Das spanische Verfassungsgericht billigt Rechte für das Mar Menor

Rechte der Natur erregen die Gemüter. In Deutschland riefen jüngst zwei Urteile des LG Erfurt (hier und hier), in denen es als erstes deutsches Gericht solche Rechte anerkannte und sie aus der EU-Grundrechtecharta ableitete, heftige Reaktionen hervor. Auch in Spanien, wo bereits 2022 mit der Salzwasserlagune Mar Menor das erste europäische Ökosystem mit Rechten ausgestattet wurde, um die fortschreitende Zerstörung durch Pestizideintrag zu stoppen, wurden hitzige Debatten geführt. In den Augen seiner Gegner*innen handelte es sich dabei um ein „kommunistisches Gesetz“, das „dem Privateigentum eine Ende setzt“ (Übersetzungen aus dem Spanischen AG). Am 20.11.2024 hat das spanische Verfassungsgericht die Verfassungskonformität dieses Rechtsakts bestätigt und damit die Debatte in verfassungsrechtlich ruhigere Gewässer gelenkt. Nüchtern räumt es die Bedenken gegen die Verfassungsmäßigkeit von Rechten für Ökosysteme aus und bietet damit auch für den deutschen Diskurs interessante Impulse, von denen einige hier schlaglichtartig beleuchtet werden sollen.

Hintergrund

Die Erklärung der Rechte des Mar Menors gehen auf eine seit 2020 bestehende Bürger*inneninitiative zurück und wurde schließlich 2022 vom spanischen Parlament verabschiedet (zum Hintergrund Fuchs; Soro Mateo/Álvarez; Zenetti; Putzer/Zenetti, S. 55 ff.; Vicente Giménez/Salazar Ortuño). Das Gesetz zum Mar Menor regelt detailliert die geografische Ausdehnung des erfassten Ökosystems (Art. 1) und spricht ihm einzelne, konkret gefasste Rechte zu (Art. 2). Diese weisen mit ihrem Fokus auf das Recht des Ökosystems auf Existenz und auf natürliche Entwicklung (evolucionar naturalmente) deutliche Ähnlichkeiten zu Art. 71 der ecuadorianischen Verfassung, der ersten verfassungsrechtlichen Garantie von Rechten der Natur auf (so auch Zenetti). Auch die Ermächtigung sämtlicher Personen, die Rechte des Mar Menor gerichtlich und außergerichtlich geltend zu machen (Art. 6) findet eine Entsprechung im ecuadorianischen Verfassungsrecht.
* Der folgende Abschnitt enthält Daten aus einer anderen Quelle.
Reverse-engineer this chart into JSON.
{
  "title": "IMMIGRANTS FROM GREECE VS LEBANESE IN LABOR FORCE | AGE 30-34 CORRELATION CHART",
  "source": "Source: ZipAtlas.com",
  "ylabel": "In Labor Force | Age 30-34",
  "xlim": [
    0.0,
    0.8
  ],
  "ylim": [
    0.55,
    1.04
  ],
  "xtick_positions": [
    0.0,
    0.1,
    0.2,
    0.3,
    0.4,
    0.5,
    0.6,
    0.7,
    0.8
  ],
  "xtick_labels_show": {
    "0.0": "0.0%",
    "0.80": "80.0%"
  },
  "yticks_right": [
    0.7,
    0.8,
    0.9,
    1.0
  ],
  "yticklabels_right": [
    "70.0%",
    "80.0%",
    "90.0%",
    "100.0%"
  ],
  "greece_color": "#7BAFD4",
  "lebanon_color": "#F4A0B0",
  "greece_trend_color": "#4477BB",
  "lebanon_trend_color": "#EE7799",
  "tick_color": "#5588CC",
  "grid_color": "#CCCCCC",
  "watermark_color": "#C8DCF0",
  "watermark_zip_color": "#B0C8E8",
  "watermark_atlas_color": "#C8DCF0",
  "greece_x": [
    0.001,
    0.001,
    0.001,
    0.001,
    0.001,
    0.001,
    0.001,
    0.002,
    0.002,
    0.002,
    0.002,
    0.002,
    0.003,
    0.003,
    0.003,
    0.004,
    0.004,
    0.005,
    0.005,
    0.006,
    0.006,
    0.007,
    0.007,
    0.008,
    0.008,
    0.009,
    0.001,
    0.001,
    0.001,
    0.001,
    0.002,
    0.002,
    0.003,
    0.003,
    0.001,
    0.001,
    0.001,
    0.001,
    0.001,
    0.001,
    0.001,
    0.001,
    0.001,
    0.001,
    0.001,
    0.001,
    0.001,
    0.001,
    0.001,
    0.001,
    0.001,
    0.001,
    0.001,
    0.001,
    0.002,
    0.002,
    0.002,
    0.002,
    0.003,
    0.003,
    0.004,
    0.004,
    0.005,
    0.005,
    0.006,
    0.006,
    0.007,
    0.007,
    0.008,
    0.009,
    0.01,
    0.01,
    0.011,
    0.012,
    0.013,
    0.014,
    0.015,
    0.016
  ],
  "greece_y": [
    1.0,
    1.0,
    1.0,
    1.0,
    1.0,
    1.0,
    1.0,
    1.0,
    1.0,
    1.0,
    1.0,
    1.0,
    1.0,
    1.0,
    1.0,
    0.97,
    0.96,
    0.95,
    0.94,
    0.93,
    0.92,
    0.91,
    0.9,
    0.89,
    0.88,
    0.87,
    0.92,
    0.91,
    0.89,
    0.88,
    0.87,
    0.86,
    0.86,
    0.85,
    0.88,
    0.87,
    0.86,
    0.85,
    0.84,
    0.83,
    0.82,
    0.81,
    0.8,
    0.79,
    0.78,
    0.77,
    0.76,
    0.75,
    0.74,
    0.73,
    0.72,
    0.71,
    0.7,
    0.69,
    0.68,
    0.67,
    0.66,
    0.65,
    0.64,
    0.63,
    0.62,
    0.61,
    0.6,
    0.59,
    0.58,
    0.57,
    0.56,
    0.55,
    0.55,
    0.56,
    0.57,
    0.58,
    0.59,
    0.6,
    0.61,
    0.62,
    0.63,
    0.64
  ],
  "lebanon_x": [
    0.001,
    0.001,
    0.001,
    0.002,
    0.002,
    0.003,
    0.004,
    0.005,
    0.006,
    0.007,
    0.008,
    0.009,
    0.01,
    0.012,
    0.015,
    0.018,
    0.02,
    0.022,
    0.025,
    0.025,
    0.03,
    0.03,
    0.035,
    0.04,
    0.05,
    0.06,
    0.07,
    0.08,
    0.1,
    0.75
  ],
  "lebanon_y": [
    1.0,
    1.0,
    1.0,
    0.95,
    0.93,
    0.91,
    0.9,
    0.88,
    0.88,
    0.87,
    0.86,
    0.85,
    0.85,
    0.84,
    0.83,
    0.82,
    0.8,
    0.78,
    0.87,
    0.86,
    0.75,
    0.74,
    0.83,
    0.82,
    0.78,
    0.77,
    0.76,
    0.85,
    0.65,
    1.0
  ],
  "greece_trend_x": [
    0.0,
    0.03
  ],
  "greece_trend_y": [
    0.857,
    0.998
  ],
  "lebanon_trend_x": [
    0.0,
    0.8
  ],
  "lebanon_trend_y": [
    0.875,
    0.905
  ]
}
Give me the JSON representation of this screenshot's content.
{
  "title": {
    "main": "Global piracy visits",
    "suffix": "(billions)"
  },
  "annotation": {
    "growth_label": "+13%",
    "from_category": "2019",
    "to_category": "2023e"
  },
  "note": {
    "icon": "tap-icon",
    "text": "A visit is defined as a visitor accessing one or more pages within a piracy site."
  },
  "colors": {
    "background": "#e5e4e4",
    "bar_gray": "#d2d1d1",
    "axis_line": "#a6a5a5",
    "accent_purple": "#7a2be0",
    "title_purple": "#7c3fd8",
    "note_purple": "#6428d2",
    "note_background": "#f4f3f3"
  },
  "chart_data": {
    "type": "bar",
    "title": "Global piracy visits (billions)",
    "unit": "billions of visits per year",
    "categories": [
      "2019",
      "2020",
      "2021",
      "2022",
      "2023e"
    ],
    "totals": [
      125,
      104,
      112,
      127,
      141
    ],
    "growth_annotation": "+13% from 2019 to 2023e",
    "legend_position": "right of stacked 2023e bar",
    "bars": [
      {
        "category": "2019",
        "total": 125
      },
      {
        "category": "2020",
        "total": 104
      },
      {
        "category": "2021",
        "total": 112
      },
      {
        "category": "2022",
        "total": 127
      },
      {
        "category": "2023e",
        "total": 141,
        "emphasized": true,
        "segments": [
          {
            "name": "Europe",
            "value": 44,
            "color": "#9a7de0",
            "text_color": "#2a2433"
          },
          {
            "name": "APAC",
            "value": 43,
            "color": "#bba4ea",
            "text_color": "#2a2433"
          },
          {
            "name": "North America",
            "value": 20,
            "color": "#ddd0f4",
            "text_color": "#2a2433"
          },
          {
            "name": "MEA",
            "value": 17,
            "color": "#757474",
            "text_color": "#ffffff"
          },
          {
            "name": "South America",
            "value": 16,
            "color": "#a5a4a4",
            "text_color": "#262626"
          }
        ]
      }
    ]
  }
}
Gegen das Gesetz hatten die Parlamentarier*innen der rechtspopulistischen Vox-Partei eine abstrakte Normenkontrolle zum spanischen Verfassungsgericht erhoben. Diese wies das Gericht mit den Stimmen von sieben Richter*innen nun umfassend zurück. Begleitet wurde das Urteil von einem ablehnenden Sondervotum von fünf Richter*innen.

Verfassungsrechtliches Umfeld

Das Verfassungsgericht fühlt sich bemüßigt, zunächst „einige allgemeine Überlegungen zum verfassungsrechtlichen Bezugsrahmen“ (S. 11) anzustellen. So verpflichte Art. 45 der spanischen Verfassung zwar den Staat auf einen Schutz der natürlichen Umwelt, lege aber nicht fest, auf welche Weise dieser Schutz juristisch bewerkstelligt werden kann.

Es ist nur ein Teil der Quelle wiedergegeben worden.